The educational event was part of Week Without Violence, a global movement to end violence against women and girls.

“Part of empowering women is having women feel safe in their communities and safe in their environment,” said Abigail St. Lawrence, the vice-president of Helena YWCA. “Having that week without violence, imagining what our communities could be like without violence in general, but particularly violence against women, is so important towards that empowerment.”

A panel of experts spoke at the session, including Dana Toole, the Chief of the Children’s Justice Bureau at DOJ’s Division of Criminal Investigation, Jeannette Miller, an FBI victim advocate, and Detective Guy Baker with the Missoula Police Department and Safe Streets Task Force.

According to the DOJ, human trafficking is prevalent in Montana, even though many people don’t realize its scope.

The 2016 Global Slavery Index estimates 57,700 people experience modern slavery in the United States.

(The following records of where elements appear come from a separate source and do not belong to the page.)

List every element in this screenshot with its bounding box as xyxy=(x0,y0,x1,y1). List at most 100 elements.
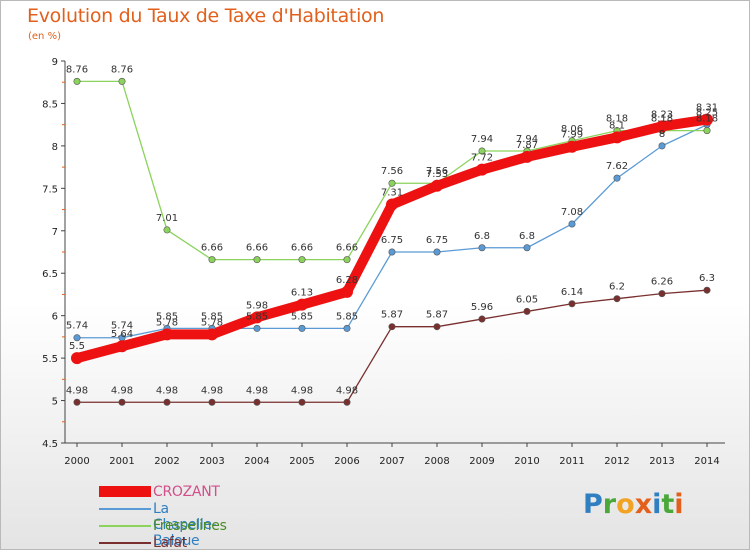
data-point xyxy=(73,77,81,85)
data-label: 6.14 xyxy=(561,287,583,298)
data-label: 6.05 xyxy=(516,294,538,305)
data-point xyxy=(116,340,128,353)
data-point xyxy=(476,163,488,176)
x-tick-label: 2000 xyxy=(64,456,89,467)
data-label: 8.76 xyxy=(111,64,133,75)
x-tick-label: 2009 xyxy=(469,456,494,467)
y-tick-label: 4.5 xyxy=(42,439,58,450)
data-point xyxy=(386,198,398,211)
data-point xyxy=(298,398,306,406)
data-label: 5.85 xyxy=(156,311,178,322)
data-label: 6.28 xyxy=(336,275,358,286)
x-tick-label: 2011 xyxy=(559,456,584,467)
data-point xyxy=(523,244,531,252)
data-label: 7.99 xyxy=(561,130,583,141)
legend-swatch-la-chapelle-baloue xyxy=(99,508,151,510)
data-point xyxy=(388,179,396,187)
data-point xyxy=(433,248,441,256)
data-point xyxy=(703,127,711,135)
data-label: 5.74 xyxy=(66,321,88,332)
legend-swatch-lafat xyxy=(99,542,151,544)
data-label: 5.78 xyxy=(201,317,223,328)
data-point xyxy=(296,298,308,311)
x-tick-label: 2007 xyxy=(379,456,404,467)
data-label: 5.78 xyxy=(156,317,178,328)
y-tick-label: 8 xyxy=(52,142,58,153)
data-point xyxy=(613,295,621,303)
data-label: 5.85 xyxy=(336,311,358,322)
data-point xyxy=(388,248,396,256)
legend-swatch-crozant xyxy=(99,486,151,497)
data-label: 5.96 xyxy=(471,302,493,313)
data-label: 5.98 xyxy=(246,300,268,311)
data-point xyxy=(568,300,576,308)
data-point xyxy=(701,113,713,126)
y-tick-label: 6 xyxy=(52,312,58,323)
data-label: 5.87 xyxy=(381,310,403,321)
data-point xyxy=(433,323,441,331)
data-point xyxy=(568,220,576,228)
axes: 4.5 5 5.5 6 6.5 7 7.5 8 8.5 9 2000 2001 2002 2003 2004… xyxy=(42,57,725,467)
data-label: 7.72 xyxy=(471,153,493,164)
data-point xyxy=(523,307,531,315)
data-point xyxy=(208,256,216,264)
data-label: 6.8 xyxy=(519,231,535,242)
data-point xyxy=(71,352,83,365)
data-label: 7.56 xyxy=(381,166,403,177)
data-label: 7.87 xyxy=(516,140,538,151)
x-tick-label: 2001 xyxy=(109,456,134,467)
y-tick-label: 5.5 xyxy=(42,354,58,365)
data-label: 8.25 xyxy=(696,108,718,119)
chart-title: Evolution du Taux de Taxe d'Habitation xyxy=(27,5,385,27)
data-point xyxy=(73,398,81,406)
data-point xyxy=(341,285,353,298)
data-point xyxy=(343,256,351,264)
data-label: 8.18 xyxy=(606,114,628,125)
data-point xyxy=(478,147,486,155)
legend-label-lafat: Lafat xyxy=(153,535,187,550)
data-label: 5.64 xyxy=(111,329,133,340)
data-label: 5.85 xyxy=(201,311,223,322)
data-label: 8.76 xyxy=(66,64,88,75)
data-label: 5.87 xyxy=(426,310,448,321)
data-label: 4.98 xyxy=(156,385,178,396)
data-point xyxy=(656,120,668,133)
unit-label: (en %) xyxy=(28,31,61,42)
data-label: 6.66 xyxy=(201,243,223,254)
data-label: 4.98 xyxy=(336,385,358,396)
data-point xyxy=(253,256,261,264)
legend-label-la-chapelle-baloue: La Chapelle-Baloue xyxy=(153,501,217,549)
data-label: 4.98 xyxy=(246,385,268,396)
data-point xyxy=(613,174,621,182)
data-label: 8 xyxy=(659,129,665,140)
data-point xyxy=(208,398,216,406)
x-tick-label: 2008 xyxy=(424,456,449,467)
data-point xyxy=(118,77,126,85)
x-tick-label: 2006 xyxy=(334,456,359,467)
x-tick-label: 2002 xyxy=(154,456,179,467)
data-label: 4.98 xyxy=(201,385,223,396)
data-label: 6.2 xyxy=(609,282,625,293)
data-label: 6.26 xyxy=(651,277,673,288)
y-tick-label: 7.5 xyxy=(42,184,58,195)
legend-swatch-fresselines xyxy=(99,525,151,527)
data-point xyxy=(253,398,261,406)
data-label: 6.13 xyxy=(291,288,313,299)
data-point xyxy=(478,315,486,323)
data-point xyxy=(206,328,218,341)
x-tick-label: 2003 xyxy=(199,456,224,467)
data-point xyxy=(161,328,173,341)
data-label: 8.18 xyxy=(696,114,718,125)
data-point xyxy=(388,323,396,331)
x-tick-label: 2013 xyxy=(649,456,674,467)
y-tick-label: 9 xyxy=(52,57,58,68)
y-tick-label: 8.5 xyxy=(42,99,58,110)
data-point xyxy=(343,324,351,332)
data-label: 7.94 xyxy=(471,134,493,145)
series-line xyxy=(76,124,708,339)
data-label: 7.01 xyxy=(156,213,178,224)
data-point xyxy=(703,286,711,294)
data-label: 6.8 xyxy=(474,231,490,242)
data-label: 5.5 xyxy=(69,341,85,352)
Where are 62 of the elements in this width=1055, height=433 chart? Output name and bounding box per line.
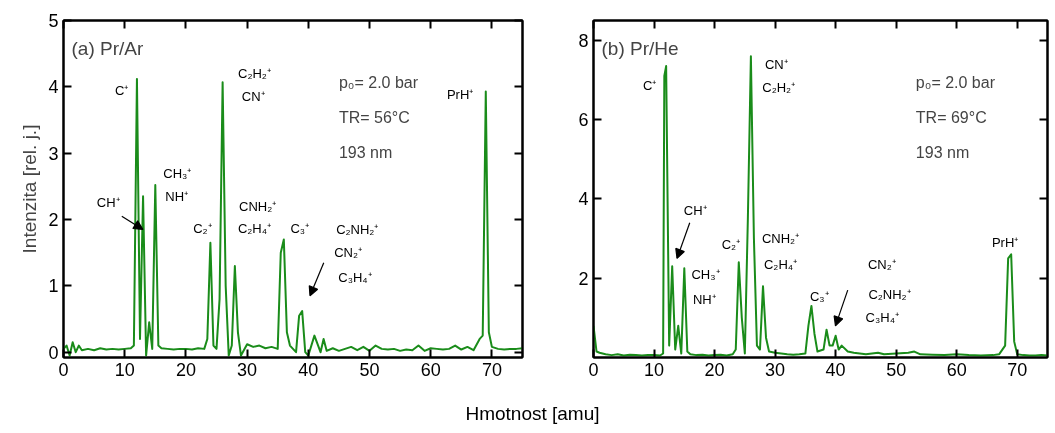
annotation: C₂H₄⁺ xyxy=(763,256,798,272)
annotation: C₂NH₂⁺ xyxy=(336,221,379,237)
y-tick-label: 6 xyxy=(578,110,589,131)
x-tick-label: 70 xyxy=(481,359,502,380)
y-tick-label: 2 xyxy=(48,210,59,231)
annotation: TR= 56°C xyxy=(338,108,410,126)
annotation: C₃⁺ xyxy=(290,220,310,236)
y-axis-title: Intenzita [rel. j.] xyxy=(19,124,41,254)
annotation: p₀= 2.0 bar xyxy=(338,73,419,91)
x-tick-label: 40 xyxy=(298,359,319,380)
annotation: CH⁺ xyxy=(96,195,120,211)
y-tick-label: 1 xyxy=(48,276,59,297)
annotation: CH₃⁺ xyxy=(163,165,192,181)
annotation: C₃H₄⁺ xyxy=(338,270,372,286)
annotation: CN₂⁺ xyxy=(334,245,362,261)
annotation: C₂NH₂⁺ xyxy=(868,286,911,302)
annotation: CH₃⁺ xyxy=(691,266,720,282)
text: (a) Pr/Ar xyxy=(71,37,144,59)
annotation: CN⁺ xyxy=(241,89,265,105)
annotation: 193 nm xyxy=(915,143,970,161)
x-tick-label: 70 xyxy=(1007,359,1028,380)
annotation: CN₂⁺ xyxy=(867,256,896,272)
x-tick-label: 40 xyxy=(825,359,846,380)
x-tick-label: 50 xyxy=(359,359,380,380)
annotation: TR= 69°C xyxy=(915,108,987,126)
x-tick-label: 60 xyxy=(946,359,967,380)
annotation: C₂⁺ xyxy=(193,220,212,236)
annotation: CN⁺ xyxy=(764,56,788,72)
annotation: PrH⁺ xyxy=(991,235,1019,251)
annotation: CH⁺ xyxy=(683,203,707,219)
y-tick-label: 0 xyxy=(48,342,59,363)
annotation: C₂H₂⁺ xyxy=(762,80,796,96)
annotation: 193 nm xyxy=(338,143,393,161)
y-tick-label: 4 xyxy=(48,77,59,98)
x-tick-label: 10 xyxy=(114,359,135,380)
annotation: NH⁺ xyxy=(692,291,716,307)
x-tick-label: 10 xyxy=(644,359,665,380)
x-tick-label: 30 xyxy=(237,359,258,380)
annotation: C₂⁺ xyxy=(721,237,741,253)
x-tick-label: 20 xyxy=(704,359,725,380)
y-tick-label: 4 xyxy=(578,189,589,210)
y-tick-label: 8 xyxy=(578,30,589,51)
y-tick-label: 5 xyxy=(48,11,59,31)
x-axis-title: Hmotnost [amu] xyxy=(465,402,600,426)
text: (b) Pr/He xyxy=(601,37,679,59)
annotation: C⁺ xyxy=(114,82,129,98)
annotation: C⁺ xyxy=(643,78,657,94)
x-tick-label: 20 xyxy=(175,359,196,380)
annotation: CNH₂⁺ xyxy=(761,231,800,247)
annotation: PrH⁺ xyxy=(446,87,474,103)
x-tick-label: 30 xyxy=(765,359,786,380)
y-tick-label: 3 xyxy=(48,143,59,164)
annotation: C₃⁺ xyxy=(809,288,829,304)
annotation: C₂H₄⁺ xyxy=(237,220,272,236)
x-tick-label: 60 xyxy=(420,359,441,380)
x-tick-label: 50 xyxy=(886,359,907,380)
annotation: p₀= 2.0 bar xyxy=(915,73,996,91)
annotation: NH⁺ xyxy=(165,188,189,204)
annotation: C₃H₄⁺ xyxy=(865,310,899,326)
annotation: CNH₂⁺ xyxy=(239,198,277,214)
y-tick-label: 2 xyxy=(578,268,589,289)
annotation: C₂H₂⁺ xyxy=(238,66,271,82)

The U.S. State Department reports the number of human trafficking victims is in the tens of millions worldwide. And in 2015, women were involved in more than 90% of sex trafficking and almost 60% of labor trafficking cases reported to the National Human Trafficking Resource Center.

The following signs of human trafficking are on the DOJ website:

  • Living with employer
  • Poor living conditions
  • Multiple people in cramped space
  • Inability to speak to individual alone
  • Answers appear to be scripted and rehearsed
  • Employer is holding identity documents
  • Signs of physical abuse
  • Submissive or fearful
  • Unpaid or paid very little
  • Under 18 and in prostitution

The website says victims of trafficking may be found in any industry with a demand for cheap labor and without much monitoring:

  • Agriculture and farms
  • Domestic work
  • Hostess and strip clubs
  • Restaurants and food service industry
  • Factories
  • Peddling and begging rings
  • Hospitality industry​

According to Toole, if you suspect human trafficking, call your local law enforcement immediately.

You can also ask the suspected victim questions, such as “Where do you sleep?”, “Can you keep you ID with you?”, “Do you have access to medical care?”, “Can you eat when you’re hungry?”, or “Can you sleep when you’re tired?”

She says human trafficking can go hand-in-hand with drugs and weapons, and human traffickers can be dangerous.

That’s why it’s important to get police involved.